UIGEA Repeal? Casino Giants Looking to Wade in Online

Posted on March 9th, 2009

Things seem to be hotting up Stateside on the repeal of the UIGEA – the controversial Bush Administration bill which aimed to make it impossible for financial institutions in the USA from accepting bets from people playing casino and poker games online. The great and good of Vegas are watching the situation closely- they have been taking a hammering in the economic downturn and are looking over the fence at their online counterparts, green with envy- as revenues and players continue to grow on the Internet despite the ban. Most industry watchers think it is inevitable that the US will once again open up to online gaming.

And when it does, the big boys from Vegas are waiting in the wings with their Rat Pack suits and hats on, ready to join the party.

Harrah’s, MGM Mirage, and their brethren will all move their brands online and try to dominate the industry according to industry watchdogs.
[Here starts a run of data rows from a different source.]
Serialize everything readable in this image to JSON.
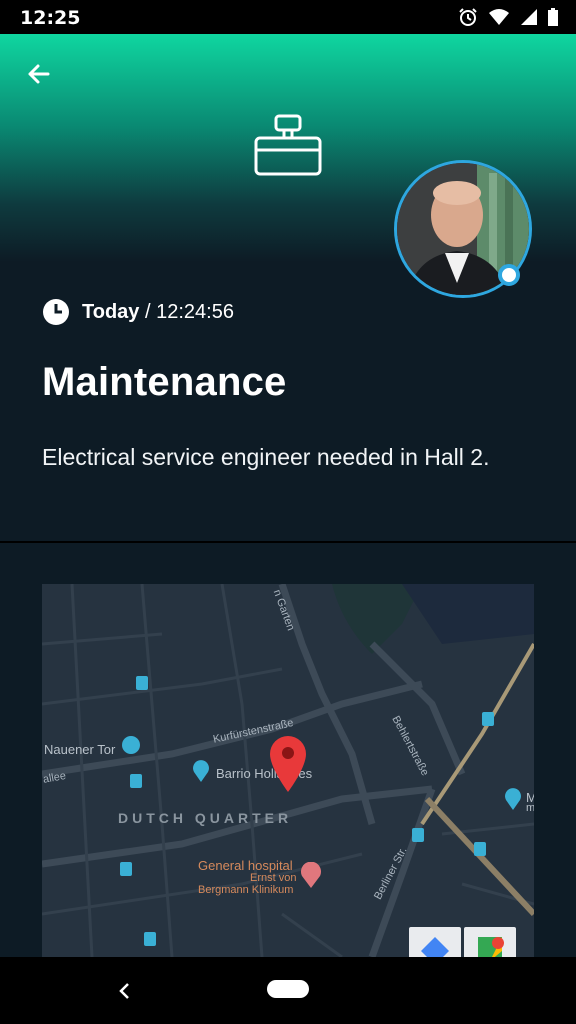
{
  "status_bar": {
    "time": "12:25"
  },
  "detail": {
    "date_label": "Today",
    "separator": " / ",
    "time": "12:24:56",
    "title": "Maintenance",
    "description": "Electrical service engineer needed in Hall 2."
  },
  "map": {
    "district": "DUTCH QUARTER",
    "labels": {
      "nauener_tor": "Nauener Tor",
      "barrio": "Barrio Hollandes",
      "hospital": "General hospital",
      "hospital_sub1": "Ernst von",
      "hospital_sub2": "Bergmann Klinikum",
      "allee": "allee",
      "garten": "n Garten",
      "kurfuersten": "Kurfürstenstraße",
      "behlert": "Behlertstraße",
      "berliner": "Berliner Str.",
      "right_m": "M",
      "right_m2": "m"
    }
  },
  "colors": {
    "accent": "#2ea7e0",
    "header_top": "#0fd6a0",
    "background": "#0d1b25",
    "marker": "#e8393a"
  }
}
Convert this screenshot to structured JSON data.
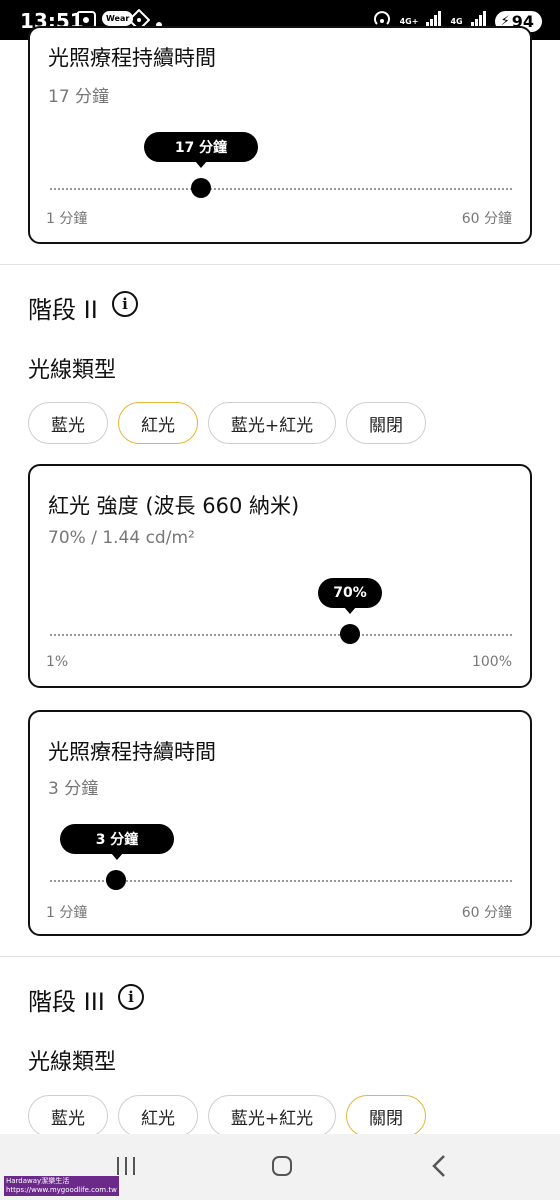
{
  "status_bar": {
    "time": "13:51",
    "battery": "94",
    "net1": "4G+",
    "net2": "4G",
    "wear_label": "Wear"
  },
  "top_card": {
    "title": "光照療程持續時間",
    "value_text": "17 分鐘",
    "tooltip": "17 分鐘",
    "min_label": "1 分鐘",
    "max_label": "60 分鐘",
    "slider_value": 17,
    "slider_min": 1,
    "slider_max": 60
  },
  "stage2": {
    "title": "階段 II",
    "light_type_heading": "光線類型",
    "chips": [
      {
        "label": "藍光",
        "selected": false
      },
      {
        "label": "紅光",
        "selected": true
      },
      {
        "label": "藍光+紅光",
        "selected": false
      },
      {
        "label": "關閉",
        "selected": false
      }
    ],
    "intensity_card": {
      "title": "紅光 強度 (波長 660 納米)",
      "value_text": "70% / 1.44 cd/m²",
      "tooltip": "70%",
      "min_label": "1%",
      "max_label": "100%",
      "slider_value": 70,
      "slider_min": 1,
      "slider_max": 100
    },
    "duration_card": {
      "title": "光照療程持續時間",
      "value_text": "3 分鐘",
      "tooltip": "3 分鐘",
      "min_label": "1 分鐘",
      "max_label": "60 分鐘",
      "slider_value": 3,
      "slider_min": 1,
      "slider_max": 60
    }
  },
  "stage3": {
    "title": "階段 III",
    "light_type_heading": "光線類型",
    "chips": [
      {
        "label": "藍光",
        "selected": false
      },
      {
        "label": "紅光",
        "selected": false
      },
      {
        "label": "藍光+紅光",
        "selected": false
      },
      {
        "label": "關閉",
        "selected": true
      }
    ]
  },
  "watermark": {
    "line1": "Hardaway潔樂生活",
    "line2": "https://www.mygoodlife.com.tw"
  },
  "colors": {
    "accent_selected": "#e4b53a",
    "knob": "#000000",
    "muted_text": "#777777"
  }
}
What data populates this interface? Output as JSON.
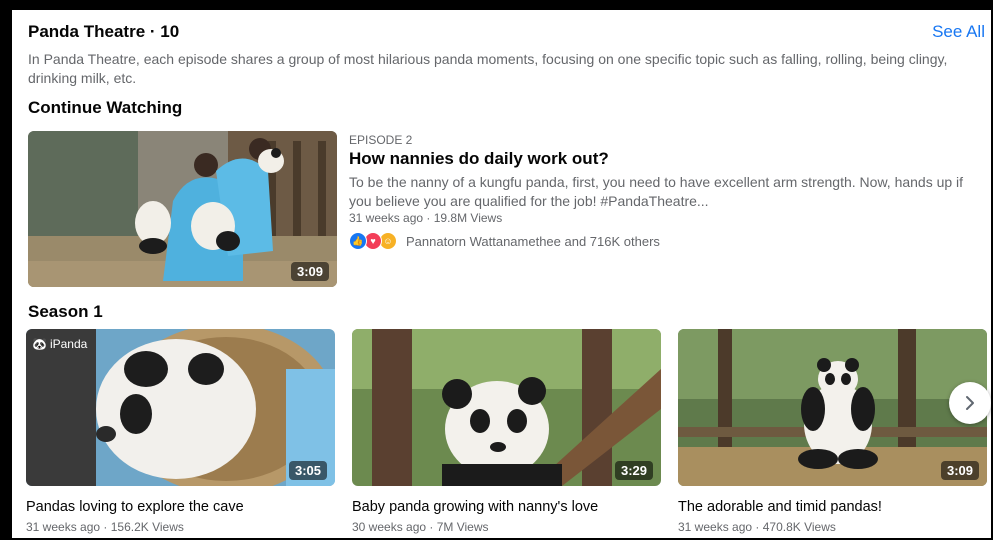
{
  "header": {
    "title": "Panda Theatre · 10",
    "see_all": "See All",
    "description": "In Panda Theatre, each episode shares a group of most hilarious panda moments, focusing on one specific topic such as falling, rolling, being clingy, drinking milk, etc."
  },
  "continue_watching": {
    "heading": "Continue Watching",
    "episode_label": "EPISODE 2",
    "title": "How nannies do daily work out?",
    "description": "To be the nanny of a kungfu panda, first, you need to have excellent arm strength. Now, hands up if you believe you are qualified for the job! #PandaTheatre...",
    "meta": "31 weeks ago · 19.8M Views",
    "duration": "3:09",
    "reactions": {
      "icons": [
        "like-icon",
        "love-icon",
        "haha-icon"
      ],
      "text": "Pannatorn Wattanamethee and 716K others"
    }
  },
  "season": {
    "heading": "Season 1",
    "videos": [
      {
        "title": "Pandas loving to explore the cave",
        "meta": "31 weeks ago · 156.2K Views",
        "duration": "3:05",
        "badge": "iPanda"
      },
      {
        "title": "Baby panda growing with nanny's love",
        "meta": "30 weeks ago · 7M Views",
        "duration": "3:29"
      },
      {
        "title": "The adorable and timid pandas!",
        "meta": "31 weeks ago · 470.8K Views",
        "duration": "3:09"
      }
    ],
    "next_icon": "chevron-right-icon"
  },
  "colors": {
    "link": "#1877f2",
    "text_primary": "#050505",
    "text_secondary": "#65676b"
  }
}
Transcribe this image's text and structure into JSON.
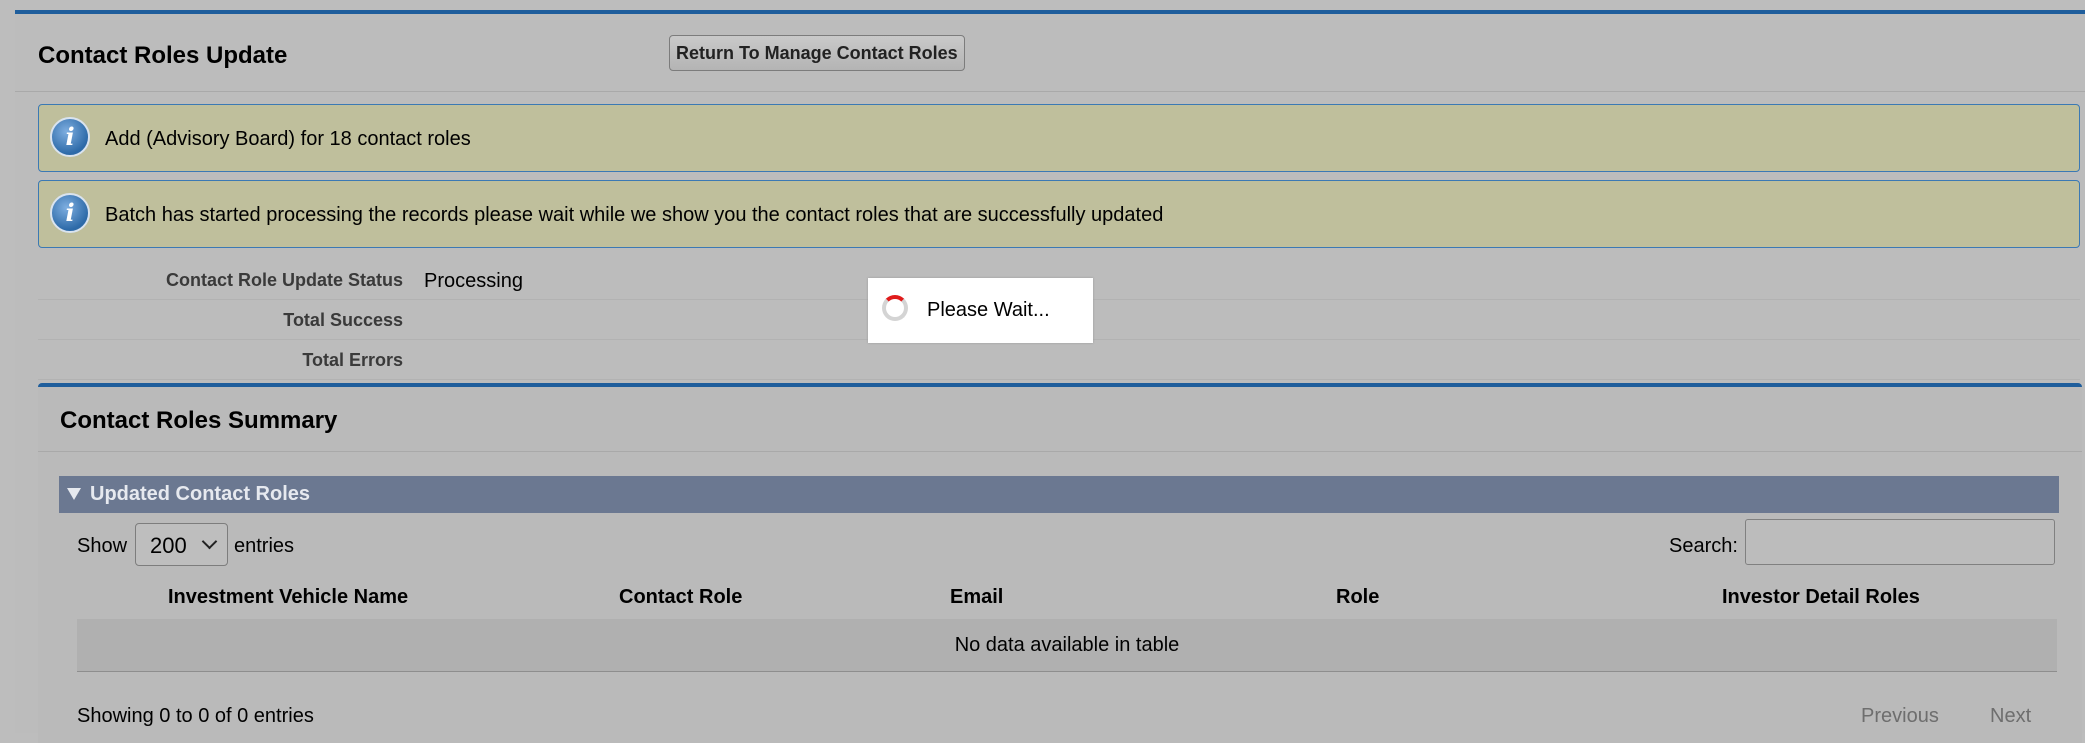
{
  "header": {
    "title": "Contact Roles Update",
    "return_button": "Return To Manage Contact Roles"
  },
  "messages": [
    {
      "icon": "info-icon",
      "text": "Add (Advisory Board) for 18 contact roles"
    },
    {
      "icon": "info-icon",
      "text": "Batch has started processing the records please wait while we show you the contact roles that are successfully updated"
    }
  ],
  "details": [
    {
      "label": "Contact Role Update Status",
      "value": "Processing"
    },
    {
      "label": "Total Success",
      "value": ""
    },
    {
      "label": "Total Errors",
      "value": ""
    }
  ],
  "overlay": {
    "text": "Please Wait..."
  },
  "summary": {
    "title": "Contact Roles Summary",
    "section_title": "Updated Contact Roles",
    "show_label": "Show",
    "show_value": "200",
    "entries_label": "entries",
    "search_label": "Search:",
    "search_value": "",
    "columns": [
      "Investment Vehicle Name",
      "Contact Role",
      "Email",
      "Role",
      "Investor Detail Roles"
    ],
    "empty_text": "No data available in table",
    "info_text": "Showing 0 to 0 of 0 entries",
    "previous_label": "Previous",
    "next_label": "Next"
  },
  "colors": {
    "accent": "#1f5e9c",
    "message_bg": "#bfbf9c",
    "section_bar": "#6b7891",
    "spinner": "#e01b1b"
  }
}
Hit in recent years by the costs of developing bigger and bigger gambling palaces, costs appear out of control in the real world and the Internet is seen as a great new source of income, particularly with the marketing power and existing customer base of these companies.

The American Gaming Association, who are basically the soundpiece for Las Vegas and New Jersey operators, has recently changed its stance on online gaming. Once a powerful opponent, the AGA is now softly supporting the online industry and prefers regulation to an outright ban.

Meanwhile the new kids on the block- the Internet casino operators, are watchng the situation unfold with interest. They are expecting the big guns from the desert to use their considerable lobbying power on Capitol Hill to bring about a licencing change and there are worries that this will favour US companies.

The Remote Gaming Association, a European online gambling body, is keeping close tabs on US legislation to ensure that free trade rules and protectionism is thrown out of the window.

The EC has already carried out an investigation into US Internet gambling policies, and may take things further at the World Trade Organization if protectionism rears its ugly head.

Whatever happens, the market is expected to continue to grow. This could be a good time to get into online gaming shares. Someone somewhere is going to have the idea that it is better to buy up the smaller fish lock stock and barrel than start from scratch.